Japanese troupe founded in Osaka in 1963 to take over the heritage of the Bunraku-za and insure the survival of Bunraku (ningyō jōruri). Founded as a non-profit organization – the Bunraku Kyōkai – it included members of the only professional troupe active at the time, the Bunraku-za; representatives of the city and the Prefecture of Osaka; the Agency for Cultural Affairs under the Ministry of Education; and NHK, the public radio and television channel. Managed by this semi-governmental association, the troupe was able to continue operating without threat of closure.
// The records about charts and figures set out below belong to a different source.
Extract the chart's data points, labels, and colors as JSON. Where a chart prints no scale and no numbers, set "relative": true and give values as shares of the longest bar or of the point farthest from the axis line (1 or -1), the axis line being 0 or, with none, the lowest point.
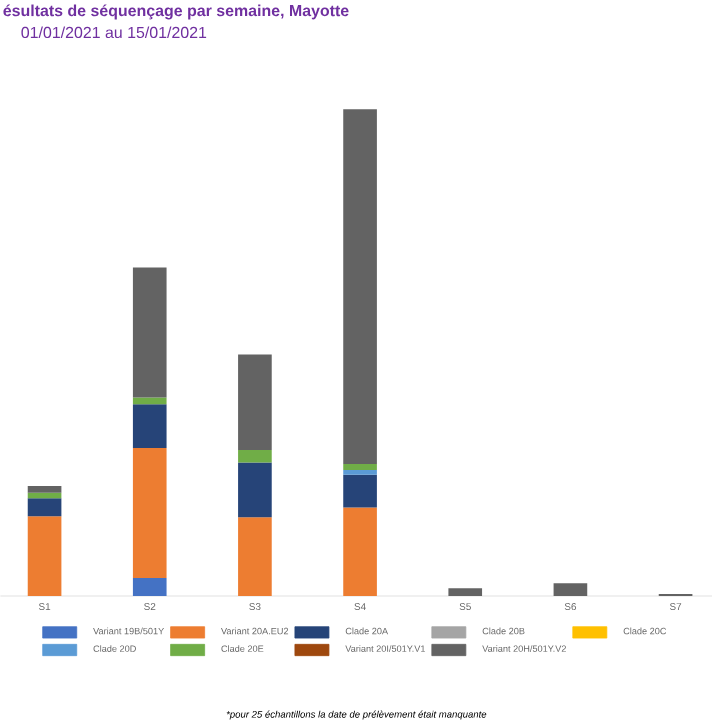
{
  "chart_data": {
    "type": "bar",
    "title": "ésultats de séquençage par semaine, Mayotte",
    "subtitle": "01/01/2021 au 15/01/2021",
    "categories": [
      "S1",
      "S2",
      "S3",
      "S4",
      "S5",
      "S6",
      "S7"
    ],
    "stacked": true,
    "relative": true,
    "legend": "bottom",
    "series": [
      {
        "name": "Variant 19B/501Y",
        "color": "#4472c4",
        "values": [
          null,
          0.037,
          null,
          null,
          null,
          null,
          null
        ]
      },
      {
        "name": "Variant 20A.EU2",
        "color": "#ed7d31",
        "values": [
          0.164,
          0.267,
          0.162,
          0.182,
          null,
          null,
          null
        ]
      },
      {
        "name": "Clade 20A",
        "color": "#264478",
        "values": [
          0.037,
          0.09,
          0.112,
          0.067,
          null,
          null,
          null
        ]
      },
      {
        "name": "Clade 20B",
        "color": "#a5a5a5",
        "values": [
          null,
          null,
          null,
          null,
          null,
          null,
          null
        ]
      },
      {
        "name": "Clade 20C",
        "color": "#ffc000",
        "values": [
          null,
          null,
          null,
          null,
          null,
          null,
          null
        ]
      },
      {
        "name": "Clade 20D",
        "color": "#5b9bd5",
        "values": [
          null,
          null,
          null,
          0.01,
          null,
          null,
          null
        ]
      },
      {
        "name": "Clade 20E",
        "color": "#70ad47",
        "values": [
          0.011,
          0.014,
          0.026,
          0.012,
          null,
          null,
          null
        ]
      },
      {
        "name": "Variant 20I/501Y.V1",
        "color": "#9e480e",
        "values": [
          null,
          null,
          null,
          null,
          null,
          null,
          null
        ]
      },
      {
        "name": "Variant 20H/501Y.V2",
        "color": "#636363",
        "values": [
          0.014,
          0.267,
          0.196,
          0.729,
          0.016,
          0.026,
          0.004
        ]
      }
    ],
    "annotations": [
      "*pour 25 échantillons la date de prélèvement était manquante"
    ]
  }
}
In 1984, the organization opened a new theatre, Kokuritsu Bunraku Gekijō (National Bunraku Theatre), located a few steps from Dōtonbori, the traditional theatre quarter in Osaka. The five-storey building includes a large theatre conceived specifically for the puppet theatre, house and stalls, lobby, cloakroom, restaurants, a small museum, offices, rehearsal rooms, dressing rooms, and backstage areas.

The troupe presents five productions a year in Osaka and four in the small theatre at the National Theatre of Tokyo. The troupe tours all the islands from Okinawa to Hokkaido, spending about two months a year on the road. It also tours internationally, often giving shortened versions of works often performed by smaller ensembles. The troupe is made up of ninety artists and highly specialized technicians for costumes, wigs, puppets (especially heads), sets, props and accessories.

The National Bunraku Theatre also has a training centre which mounts a two-year programme for young people who wish to become apprentices of the troupe. But the rigour is such that there are only two or three students who graduate from each class and enter the company.